Another Anti Self-Esteem Post
Image Source: Psychology Today
I’ve blogged on disliking the goal of boosting one’s self-esteem before, but I’d like to add another analogy to the mix. I hope it’s helpful to you, beloveds. When I was growing up, the conversation of battling low self-esteem problems was highly popular. Though the term may not be as front-and-center right now, I think the underlying notion of “self-esteem issues” remains fixed in our current culture: We hear the call to think positively of ourselves, we must build ourselves up, do what’s best for you and only you, etc. And while these aren’t horrible things in themselves, I think this type of thinking and particularly counseling from this type of perspective is misleading and harmful. If these things become the main focus, they ultimately leave us feeling empty (we know that our “self” is tainted by sin and no amount of positive thinking can hide that), it tempts us toward self-centeredness and pride (where does our need/dependence on God come into play?), and though there may be immediate/temporary boosting effects from positive self-talk, it offers no lasting hope (again, we find that we continue to fail and our salvation has to come from a Source outside of ourselves). Good ole’ John Piper in “Don’t Waste Your Life” has an apt analogy:
“For most people to be loved is to be made much of. Almost everything in our Western culture serves this distortion of love. We are taught in a thousand ways that love means increasing someone’s self-esteem. Love is helping someone feel good about themselves. Love is giving someone a mirror and helping him like what he sees.
This is not what the Bible means by the love of God. Love is doing what is best for someone. But making self the object of our highest affections is not best for us. It is, in fact, a lethal distraction. We were made to see and savor God– and savoring him, to be supremely satisfied, and thus spread in all the world the worth of his presence. Not to show people the all-satisfying God is not to love them. To make them feel good about themselves when they were made to feel good about seeing God is like taking someone to the Alps and locking them in a room full of mirrors.”
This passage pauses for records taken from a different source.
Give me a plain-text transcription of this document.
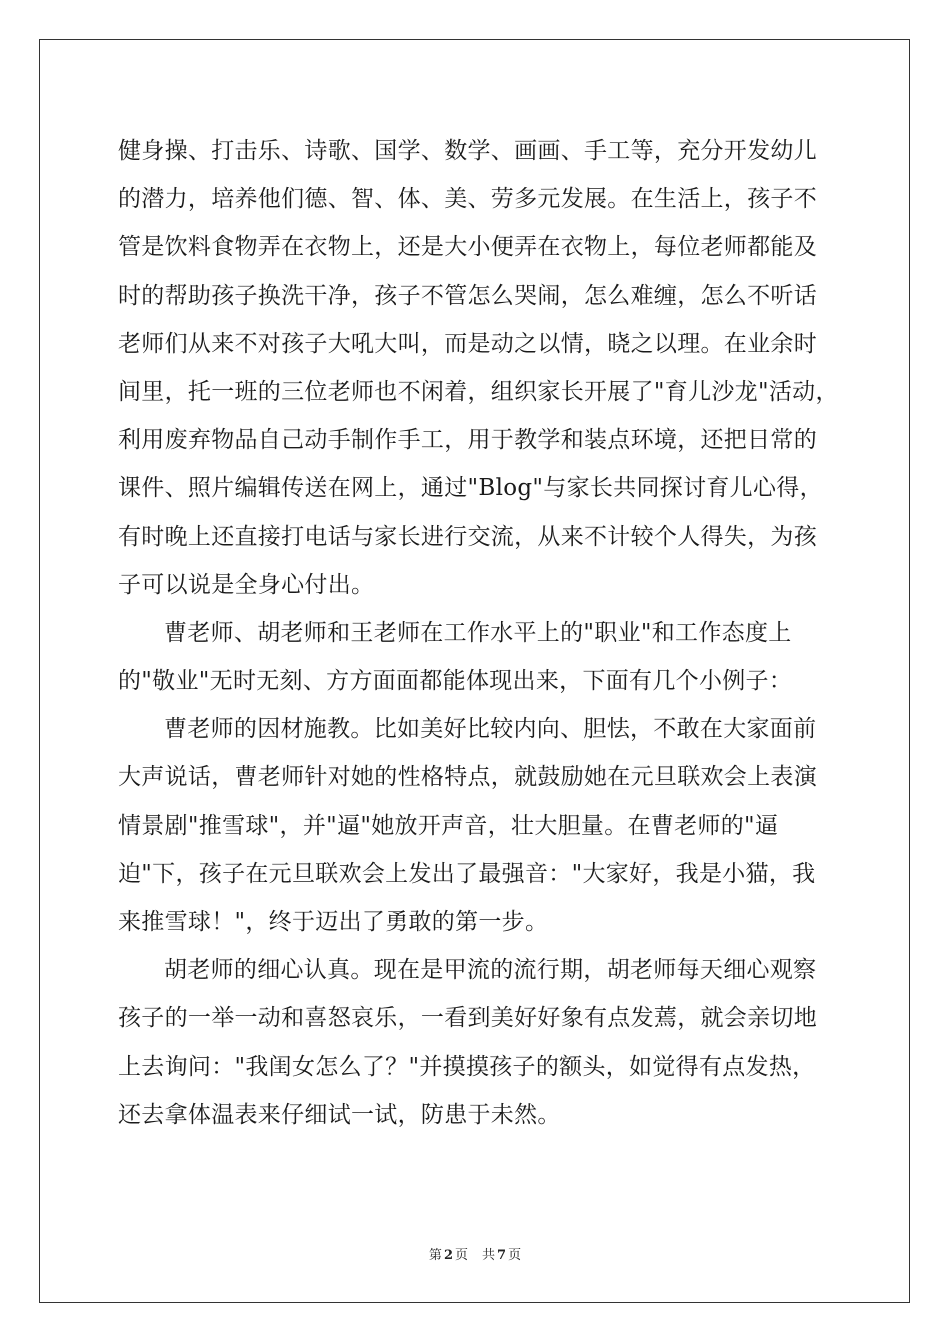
健身操、打击乐、诗歌、国学、数学、画画、手工等，充分开发幼儿
的潜力，培养他们德、智、体、美、劳多元发展。在生活上，孩子不
管是饮料食物弄在衣物上，还是大小便弄在衣物上，每位老师都能及
时的帮助孩子换洗干净，孩子不管怎么哭闹，怎么难缠，怎么不听话
老师们从来不对孩子大吼大叫，而是动之以情，晓之以理。在业余时
间里，托一班的三位老师也不闲着，组织家长开展了"育儿沙龙"活动，
利用废弃物品自己动手制作手工，用于教学和装点环境，还把日常的
课件、照片编辑传送在网上，通过"Blog"与家长共同探讨育儿心得，
有时晚上还直接打电话与家长进行交流，从来不计较个人得失，为孩
子可以说是全身心付出。
曹老师、胡老师和王老师在工作水平上的"职业"和工作态度上
的"敬业"无时无刻、方方面面都能体现出来，下面有几个小例子：
曹老师的因材施教。比如美好比较内向、胆怯，不敢在大家面前
大声说话，曹老师针对她的性格特点，就鼓励她在元旦联欢会上表演
情景剧"推雪球"，并"逼"她放开声音，壮大胆量。在曹老师的"逼
迫"下，孩子在元旦联欢会上发出了最强音："大家好，我是小猫，我
来推雪球！"，终于迈出了勇敢的第一步。
胡老师的细心认真。现在是甲流的流行期，胡老师每天细心观察
孩子的一举一动和喜怒哀乐，一看到美好好象有点发蔫，就会亲切地
上去询问："我闺女怎么了？"并摸摸孩子的额头，如觉得有点发热，
还去拿体温表来仔细试一试，防患于未然。
第 2 页 共 7 页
I love that Alps/Room full of mirrors analogy! It captures the problem well. To clarify, I don’t validate self-hatred. Some could argue that my position leads us to hate and despise ourselves. That is not at all what I’m advocating for here. We are made in God’s image and because of that we are inherently valuable. “For we are His workmanship, created in Christ Jesus for good works, which God prepared beforehand, that we should walk in them” (Ephesians 2: 10). If we are in Christ, when God sees us, He sees Christ. We are clothed in His robes of righteousness. Keeping with the Ephesians 2 passage, but before we received Christ, we were in sin: “And you were dead in the trespasses and sins in which you once walked, following the course of this world, following the prince of the power of the air, the spirit that is now at work in the sons of disobedience” (Ephesians 2:1-2). That’s why, beloveds, I hope to emphasize with others and remind myself that my sin and failure is important to see (not to wallow in it NOR to wish it away), as it drives me to the beauty and amazing saving grace of Jesus Christ. The final result is, as Piper says, to worship and savor and delight in God Himself. To love Him is to truly love ourselves! Awareness, confession and repentance of sin is actually good because it drives us to see our insufficiency and need for Christ. He then begins to take the starring role in our lives.
Romans 5:6-11 connects this transition from sin leading to God honoring worship and rejoicing: “For while we were still weak, at the right time Christ died for the ungodly. For one will scarcely die for a righteous person—though perhaps for a good person one would dare even to die— but God shows his love for us in that while we were still sinners, Christ died for us. Since, therefore, we have now been justified by his blood, much more shall we be saved by him from the wrath of God. For if while we were enemies we were reconciled to God by the death of his Son, much more, now that we are reconciled, shall we be saved by his life. More than that, we also rejoice in God through our Lord Jesus Christ, through whom we have now received reconciliation” (my italics).
Tim Keller has a great little book about this (see below). I’d definitely recommend it to anyone intrigued by this conversation! We shouldn’t desire great self-esteem nor should we hate ourselves, our aim is self-forgetfulness as we desire God’s glory most of all. We become less and He becomes more in our hearts and lives. God, please help us point people away from themselves and to You, Creator of the Alps (more satisfying than the Alps could ever hope to be) and the most glorious of all.